Zayrek Mosque ( Zayrek-jami , tour. Molla Zeyrek Camii ) - is the second largest (after the St. Sophia Cathedral ) monument of Byzantine architecture, preserved from Constantinople .
Beginning in 1118, the Byzantine Empress Irina Komnina built a monastery complex near the Church of the Holy Apostles (church, library, pilgrim with a hospital, a charity house for the elderly and a psychiatric hospital) in honor of Christ Pantocrator . After her death in 1124, the construction was continued by Emperor John II (in memory of his victories over his enemies), who built a church to the north in honor of the icon of Our Lady of Grace and connected it (no later than 1136) with a monastery with a covered passage with a chapel Michael the Archangel. The monastery was surrounded by a high wall with two gates. The kafalikon of the monastery was dedicated to Sophia the Wisdom of God . Both crowned chapters were buried in the chapel, as was Emperor John V of the Paleology Dynasty.

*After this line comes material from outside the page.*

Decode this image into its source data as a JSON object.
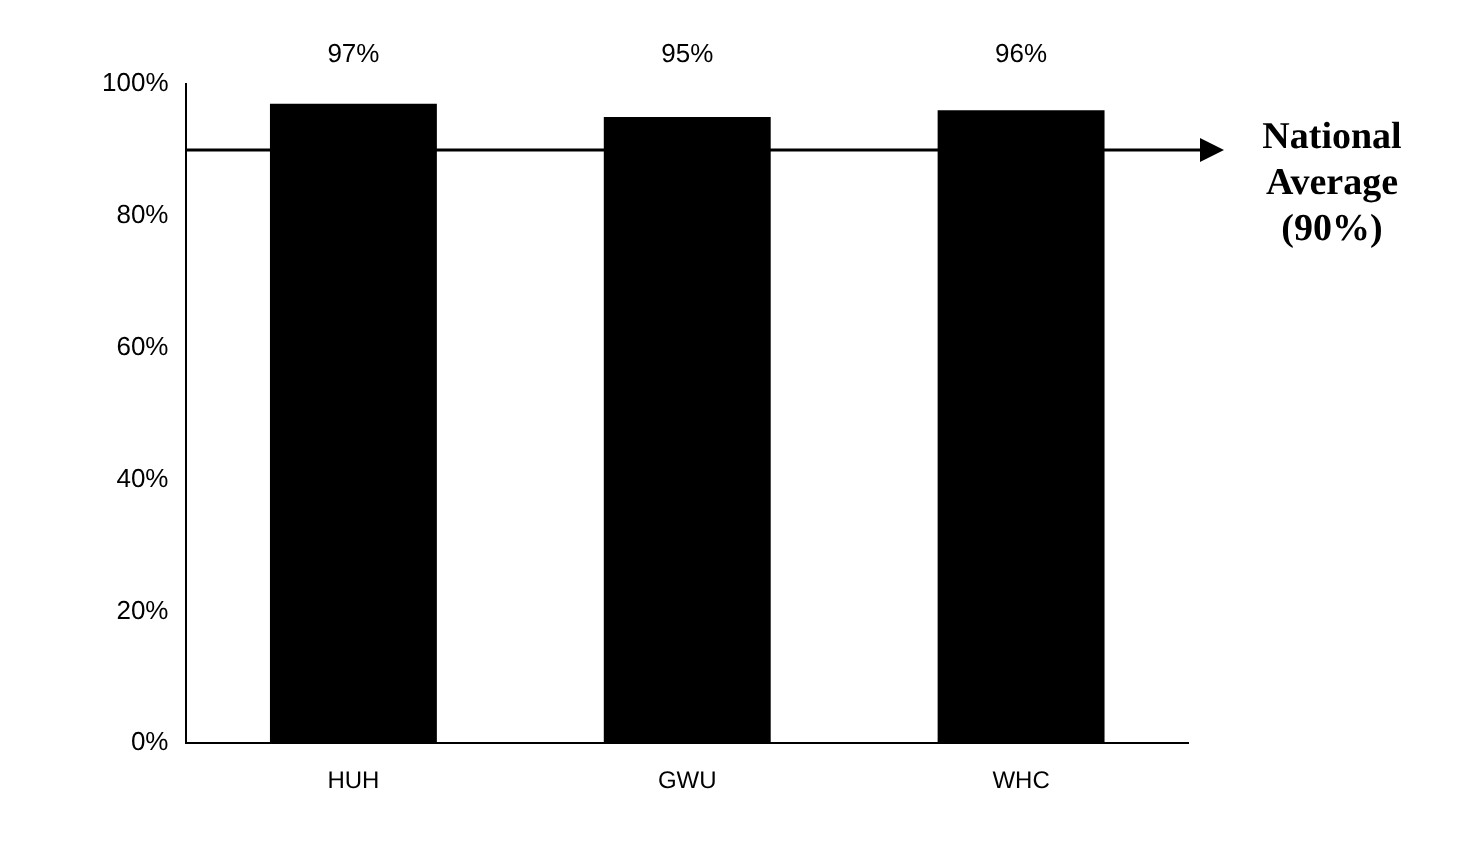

With the establishment of the Latin Empire, the Pantocrator monastery passed into the hands of the Venetian clergy, who placed the famous icon of Hodegetria in the cathedral church. Emperor Baldwin II set up his palace here. After the expulsion of the Latins from the city, Orthodox life returned to the monastery, and one of the local monks was elected a patriarch under the name of Gennady Scholarius immediately after the capture of the city by the Turks. He could not prevent the monastery from turning into a mosque, which was named in memory of Zayrek - a sage from a neighboring madrasah .
Towards the end of the 20th century, ancient buildings fell into such decline that UNESCO put them on the list of World Heritage Sites that are in danger of destruction. After that, the Turkish authorities began a sluggish restoration on donations from private individuals.
Rectors of the monastery
- Joseph Agioglycerite (possibly c. 1136-c. 1154)
- Theodosius de Villardouin (c. 1261-1265)
- Macarius Makris (c. 1420-1431)
- Gerontius (possibly 1431-1453)
Literature
- Pandocratic monastery // Brockhaus and Efron Encyclopedic Dictionary : in 86 volumes (82 volumes and 4 additional). - SPb. , 1890-1907.